Requirements and acceptance criteria
Requirements and acceptance criteria
This document captures high-level requirements and acceptance criteria for k8s LogJedi. It complements the ROADMAP and ADRs.
User stories
SRE / Operator
- As an SRE, I want failed workloads (e.g. ImagePullBackOff, CrashLoopBackOff) to be analyzed automatically so that I get a clear summary and suggested fix without manually reading events and logs.
- As an SRE, I want to choose between auto-apply of safe patches or manual review (e.g. Slack/Teams) so that I can balance speed and control.
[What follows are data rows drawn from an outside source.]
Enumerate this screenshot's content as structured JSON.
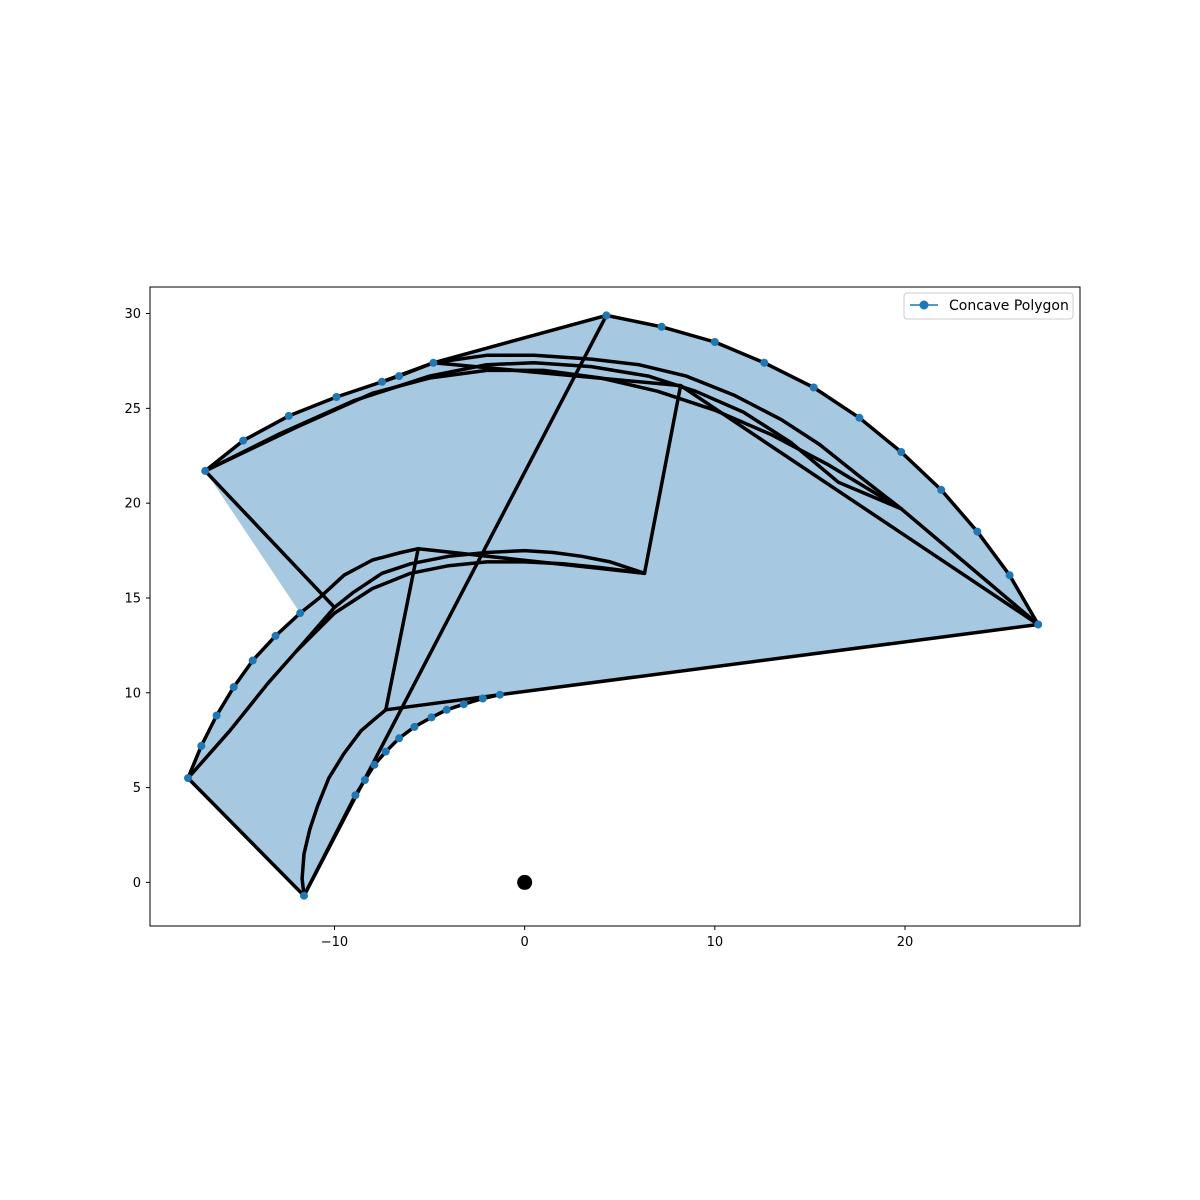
{
  "chart_data": {
    "type": "scatter",
    "title": "",
    "xlabel": "",
    "ylabel": "",
    "xlim": [
      -19.7,
      29.2
    ],
    "ylim": [
      -2.3,
      31.4
    ],
    "x_ticks": [
      -10,
      0,
      10,
      20
    ],
    "y_ticks": [
      0,
      5,
      10,
      15,
      20,
      25,
      30
    ],
    "x_tick_labels": [
      "−10",
      "0",
      "10",
      "20"
    ],
    "y_tick_labels": [
      "0",
      "5",
      "10",
      "15",
      "20",
      "25",
      "30"
    ],
    "grid": false,
    "legend": {
      "position": "top-right",
      "entries": [
        "Concave Polygon"
      ]
    },
    "colors": {
      "fill": "#a6c8e0",
      "vertex": "#1f77b4",
      "edge": "#000000"
    },
    "series": [
      {
        "name": "Concave Polygon",
        "vertices": [
          [
            4.3,
            29.9
          ],
          [
            7.2,
            29.3
          ],
          [
            10.0,
            28.5
          ],
          [
            12.6,
            27.4
          ],
          [
            15.2,
            26.1
          ],
          [
            17.6,
            24.5
          ],
          [
            19.8,
            22.7
          ],
          [
            21.9,
            20.7
          ],
          [
            23.8,
            18.5
          ],
          [
            25.5,
            16.2
          ],
          [
            27.0,
            13.6
          ],
          [
            -1.3,
            9.9
          ],
          [
            -2.2,
            9.7
          ],
          [
            -3.2,
            9.4
          ],
          [
            -4.1,
            9.1
          ],
          [
            -4.9,
            8.7
          ],
          [
            -5.8,
            8.2
          ],
          [
            -6.6,
            7.6
          ],
          [
            -7.3,
            6.9
          ],
          [
            -7.9,
            6.2
          ],
          [
            -8.4,
            5.4
          ],
          [
            -8.9,
            4.6
          ],
          [
            -11.6,
            -0.7
          ],
          [
            -17.7,
            5.5
          ],
          [
            -17.0,
            7.2
          ],
          [
            -16.2,
            8.8
          ],
          [
            -15.3,
            10.3
          ],
          [
            -14.3,
            11.7
          ],
          [
            -13.1,
            13.0
          ],
          [
            -11.8,
            14.2
          ],
          [
            -16.8,
            21.7
          ],
          [
            -14.8,
            23.3
          ],
          [
            -12.4,
            24.6
          ],
          [
            -9.9,
            25.6
          ],
          [
            -7.5,
            26.4
          ],
          [
            -6.6,
            26.7
          ],
          [
            -4.8,
            27.4
          ]
        ]
      }
    ],
    "edge_lines": [
      [
        [
          4.3,
          29.9
        ],
        [
          7.2,
          29.3
        ],
        [
          10.0,
          28.5
        ],
        [
          12.6,
          27.4
        ],
        [
          15.2,
          26.1
        ],
        [
          17.6,
          24.5
        ],
        [
          19.8,
          22.7
        ],
        [
          21.9,
          20.7
        ],
        [
          23.8,
          18.5
        ],
        [
          25.5,
          16.2
        ],
        [
          27.0,
          13.6
        ]
      ],
      [
        [
          27.0,
          13.6
        ],
        [
          -1.3,
          9.9
        ],
        [
          -2.2,
          9.7
        ],
        [
          -3.2,
          9.4
        ],
        [
          -4.1,
          9.1
        ],
        [
          -4.9,
          8.7
        ],
        [
          -5.8,
          8.2
        ],
        [
          -6.6,
          7.6
        ],
        [
          -7.3,
          6.9
        ],
        [
          -7.9,
          6.2
        ],
        [
          -8.4,
          5.4
        ],
        [
          -8.9,
          4.6
        ],
        [
          -11.6,
          -0.7
        ]
      ],
      [
        [
          -11.6,
          -0.7
        ],
        [
          -17.7,
          5.5
        ],
        [
          -17.0,
          7.2
        ],
        [
          -16.2,
          8.8
        ],
        [
          -15.3,
          10.3
        ],
        [
          -14.3,
          11.7
        ],
        [
          -13.1,
          13.0
        ],
        [
          -11.8,
          14.2
        ],
        [
          -10.8,
          15.0
        ],
        [
          -9.5,
          16.2
        ],
        [
          -8.0,
          17.0
        ],
        [
          -6.5,
          17.4
        ],
        [
          -5.6,
          17.6
        ]
      ],
      [
        [
          -16.8,
          21.7
        ],
        [
          -14.8,
          23.3
        ],
        [
          -12.4,
          24.6
        ],
        [
          -9.9,
          25.6
        ],
        [
          -7.5,
          26.4
        ],
        [
          -6.6,
          26.7
        ],
        [
          -4.8,
          27.4
        ],
        [
          4.3,
          29.9
        ]
      ],
      [
        [
          -16.8,
          21.7
        ],
        [
          -10.0,
          14.5
        ]
      ],
      [
        [
          -16.8,
          21.7
        ],
        [
          -13.0,
          23.6
        ],
        [
          -9.0,
          25.4
        ],
        [
          -5.0,
          26.7
        ],
        [
          -2.0,
          27.3
        ],
        [
          0.5,
          27.4
        ],
        [
          3.5,
          27.2
        ],
        [
          6.5,
          26.7
        ],
        [
          9.0,
          25.9
        ],
        [
          11.5,
          24.8
        ],
        [
          14.0,
          23.2
        ],
        [
          16.5,
          21.1
        ],
        [
          19.8,
          19.7
        ],
        [
          27.0,
          13.6
        ]
      ],
      [
        [
          -16.8,
          21.7
        ],
        [
          -12.0,
          24.0
        ],
        [
          -8.0,
          25.8
        ],
        [
          -5.0,
          26.6
        ],
        [
          -2.0,
          27.0
        ],
        [
          1.0,
          27.0
        ],
        [
          4.0,
          26.6
        ],
        [
          7.0,
          25.9
        ],
        [
          10.0,
          24.9
        ],
        [
          13.0,
          23.6
        ],
        [
          16.0,
          22.0
        ],
        [
          19.8,
          19.7
        ]
      ],
      [
        [
          -7.5,
          26.4
        ],
        [
          -4.8,
          27.4
        ],
        [
          -2.0,
          27.8
        ],
        [
          0.5,
          27.8
        ],
        [
          3.5,
          27.6
        ],
        [
          6.0,
          27.3
        ],
        [
          8.5,
          26.7
        ],
        [
          11.0,
          25.7
        ],
        [
          13.5,
          24.4
        ],
        [
          15.5,
          23.1
        ],
        [
          17.5,
          21.5
        ],
        [
          19.8,
          19.7
        ]
      ],
      [
        [
          4.3,
          29.9
        ],
        [
          -11.6,
          -0.7
        ]
      ],
      [
        [
          8.2,
          26.2
        ],
        [
          6.3,
          16.3
        ]
      ],
      [
        [
          -4.8,
          27.4
        ],
        [
          8.2,
          26.2
        ],
        [
          27.0,
          13.6
        ]
      ],
      [
        [
          -5.6,
          17.6
        ],
        [
          6.3,
          16.3
        ]
      ],
      [
        [
          -5.6,
          17.6
        ],
        [
          -7.3,
          9.1
        ]
      ],
      [
        [
          -7.3,
          9.1
        ],
        [
          -1.3,
          9.9
        ]
      ],
      [
        [
          -10.0,
          14.5
        ],
        [
          -9.0,
          15.3
        ],
        [
          -7.5,
          16.3
        ],
        [
          -6.0,
          16.8
        ],
        [
          -4.0,
          17.2
        ],
        [
          -2.0,
          17.4
        ],
        [
          0.0,
          17.5
        ],
        [
          1.5,
          17.4
        ],
        [
          3.0,
          17.2
        ],
        [
          4.5,
          16.9
        ],
        [
          6.3,
          16.3
        ]
      ],
      [
        [
          -10.0,
          14.5
        ],
        [
          -12.0,
          12.2
        ],
        [
          -13.5,
          10.5
        ],
        [
          -15.5,
          8.0
        ],
        [
          -17.7,
          5.5
        ]
      ],
      [
        [
          -12.0,
          12.2
        ],
        [
          -10.0,
          14.2
        ],
        [
          -8.0,
          15.5
        ],
        [
          -6.0,
          16.3
        ],
        [
          -4.0,
          16.7
        ],
        [
          -2.0,
          16.9
        ],
        [
          0.0,
          16.9
        ],
        [
          2.0,
          16.8
        ],
        [
          4.0,
          16.6
        ],
        [
          6.3,
          16.3
        ]
      ],
      [
        [
          -11.6,
          -0.7
        ],
        [
          -11.7,
          0.2
        ],
        [
          -11.6,
          1.5
        ],
        [
          -11.3,
          2.8
        ],
        [
          -10.9,
          4.0
        ],
        [
          -10.3,
          5.5
        ],
        [
          -9.5,
          6.8
        ],
        [
          -8.6,
          8.0
        ],
        [
          -7.9,
          8.6
        ],
        [
          -7.3,
          9.1
        ]
      ]
    ],
    "origin_marker": [
      0,
      0
    ]
  }
}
- As an SRE, I want the operator to only suggest or apply changes in namespaces I allow so that I don’t risk changes in system or other teams’ namespaces.
- As an SRE, I want secrets and sensitive data redacted from what is sent to the LLM so that no credentials leak outside the cluster.
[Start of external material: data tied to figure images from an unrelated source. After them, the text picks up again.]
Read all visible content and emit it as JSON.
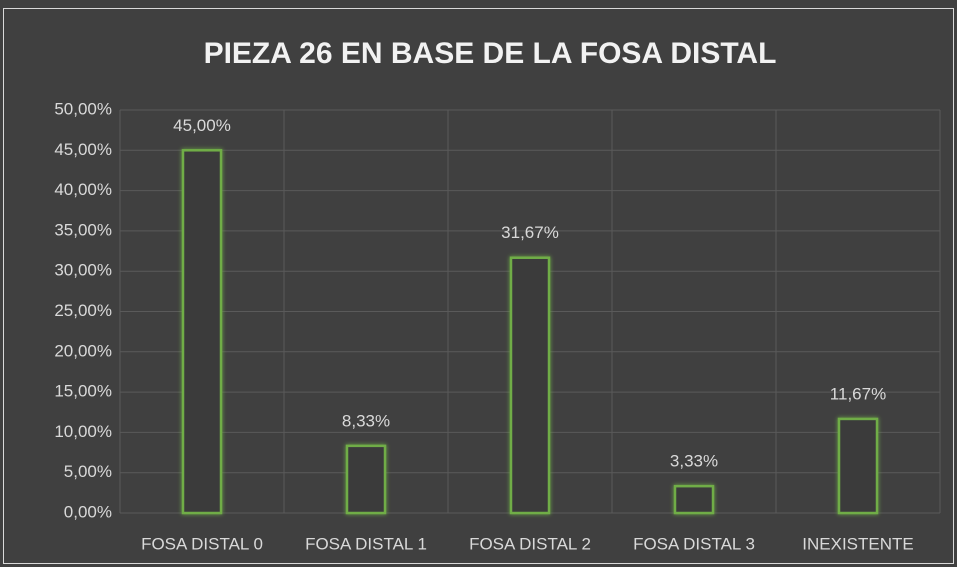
{
  "chart_data": {
    "type": "bar",
    "title": "PIEZA 26 EN BASE DE LA FOSA DISTAL",
    "categories": [
      "FOSA DISTAL 0",
      "FOSA DISTAL 1",
      "FOSA DISTAL 2",
      "FOSA DISTAL 3",
      "INEXISTENTE"
    ],
    "values": [
      45,
      8.33,
      31.67,
      3.33,
      11.67
    ],
    "value_labels": [
      "45,00%",
      "8,33%",
      "31,67%",
      "3,33%",
      "11,67%"
    ],
    "color": "#70ad47",
    "ylim": [
      0,
      50
    ],
    "yticks": [
      {
        "value": 0,
        "label": "0,00%"
      },
      {
        "value": 5,
        "label": "5,00%"
      },
      {
        "value": 10,
        "label": "10,00%"
      },
      {
        "value": 15,
        "label": "15,00%"
      },
      {
        "value": 20,
        "label": "20,00%"
      },
      {
        "value": 25,
        "label": "25,00%"
      },
      {
        "value": 30,
        "label": "30,00%"
      },
      {
        "value": 35,
        "label": "35,00%"
      },
      {
        "value": 40,
        "label": "40,00%"
      },
      {
        "value": 45,
        "label": "45,00%"
      },
      {
        "value": 50,
        "label": "50,00%"
      }
    ],
    "grid": true
  }
}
- As an SRE, I want a step-by-step report and an analyses view of what the LLM did so that I can audit and debug.
Platform / Security
- As a platform owner, I want the operator to use a least-privilege RBAC so that blast radius is limited.
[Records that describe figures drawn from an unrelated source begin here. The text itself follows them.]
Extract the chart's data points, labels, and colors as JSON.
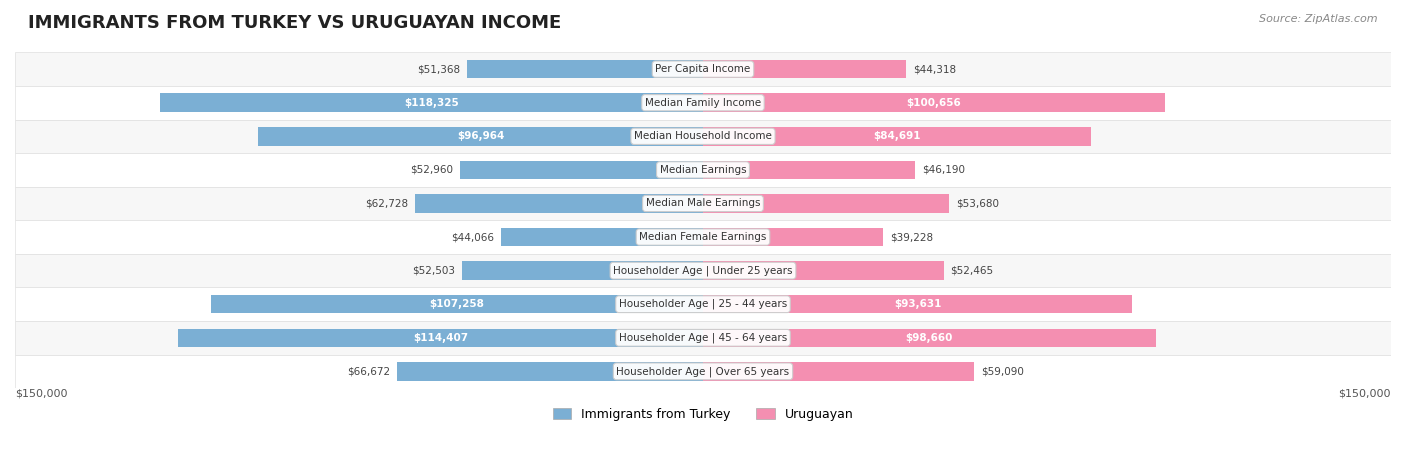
{
  "title": "IMMIGRANTS FROM TURKEY VS URUGUAYAN INCOME",
  "source": "Source: ZipAtlas.com",
  "categories": [
    "Per Capita Income",
    "Median Family Income",
    "Median Household Income",
    "Median Earnings",
    "Median Male Earnings",
    "Median Female Earnings",
    "Householder Age | Under 25 years",
    "Householder Age | 25 - 44 years",
    "Householder Age | 45 - 64 years",
    "Householder Age | Over 65 years"
  ],
  "turkey_values": [
    51368,
    118325,
    96964,
    52960,
    62728,
    44066,
    52503,
    107258,
    114407,
    66672
  ],
  "uruguay_values": [
    44318,
    100656,
    84691,
    46190,
    53680,
    39228,
    52465,
    93631,
    98660,
    59090
  ],
  "turkey_color": "#7bafd4",
  "turkey_color_dark": "#5b9abf",
  "uruguay_color": "#f48fb1",
  "uruguay_color_dark": "#e06090",
  "max_value": 150000,
  "background_color": "#ffffff",
  "row_bg_color": "#f0f0f0",
  "label_color": "#333333",
  "turkey_label": "Immigrants from Turkey",
  "uruguay_label": "Uruguayan",
  "turkey_text_threshold": 80000,
  "uruguay_text_threshold": 80000
}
- As a platform owner, I want optional authentication (e.g. Bearer token) between the operator and the LLM service so that only my operator can call the service.
Acceptance criteria (MVP)
| ID | Requirement | Acceptance criteria |
|---|---|---|
| AC1 | Failure detection | Operator detects CrashLoopBackOff, ImagePullBackOff, ErrImagePull, OOMKilled, failed Jobs, and unavailable Deployments for watched resources. |
| AC2 | Context collection | Operator collects Kubernetes Events and recent pod logs (and optional historical logs via configured backend) for the failed resource. |
| AC3 | Redaction | Specs sent to the LLM have env vars with secret-like names and valueFrom (secretKeyRef/configMapKeyRef) redacted. |
| AC4 | LLM analysis | LLM service returns JSON with summary, root_cause, recommendation, and optional k8s_patch action. |
| AC5 | Apply or notify | If APPLY_MODE=auto and patch is in allowed scope, operator applies patch; otherwise notifies (Slack/Teams) and/or logs suggested kubectl patch. |
| AC6 | Scope control | Operator respects WATCH_NAMESPACES, EXCLUDE_NAMESPACES, and AUTO_APPLY_NAMESPACES. |
| AC7 | Cooldown | Same resource is not re-analyzed within ANALYZE_COOLDOWN_MINUTES. |
| AC8 | Reports | GET /analyses and GET /reports return recent analyses and step-by-step reports; operator can report outcome so “Operator applied” appears in reports. |
Out of scope (current)
- Formal SLOs (e.g. “analysis within 2 minutes”).
- Multi-tenant or per-team policy (beyond namespace filters).
- Persistent audit store (beyond operator logs and in-memory reports).
- Official support matrix (k8s versions, providers) – documented best-effort in README.
Requirements and acceptance criteria will be updated as the ROADMAP evolves.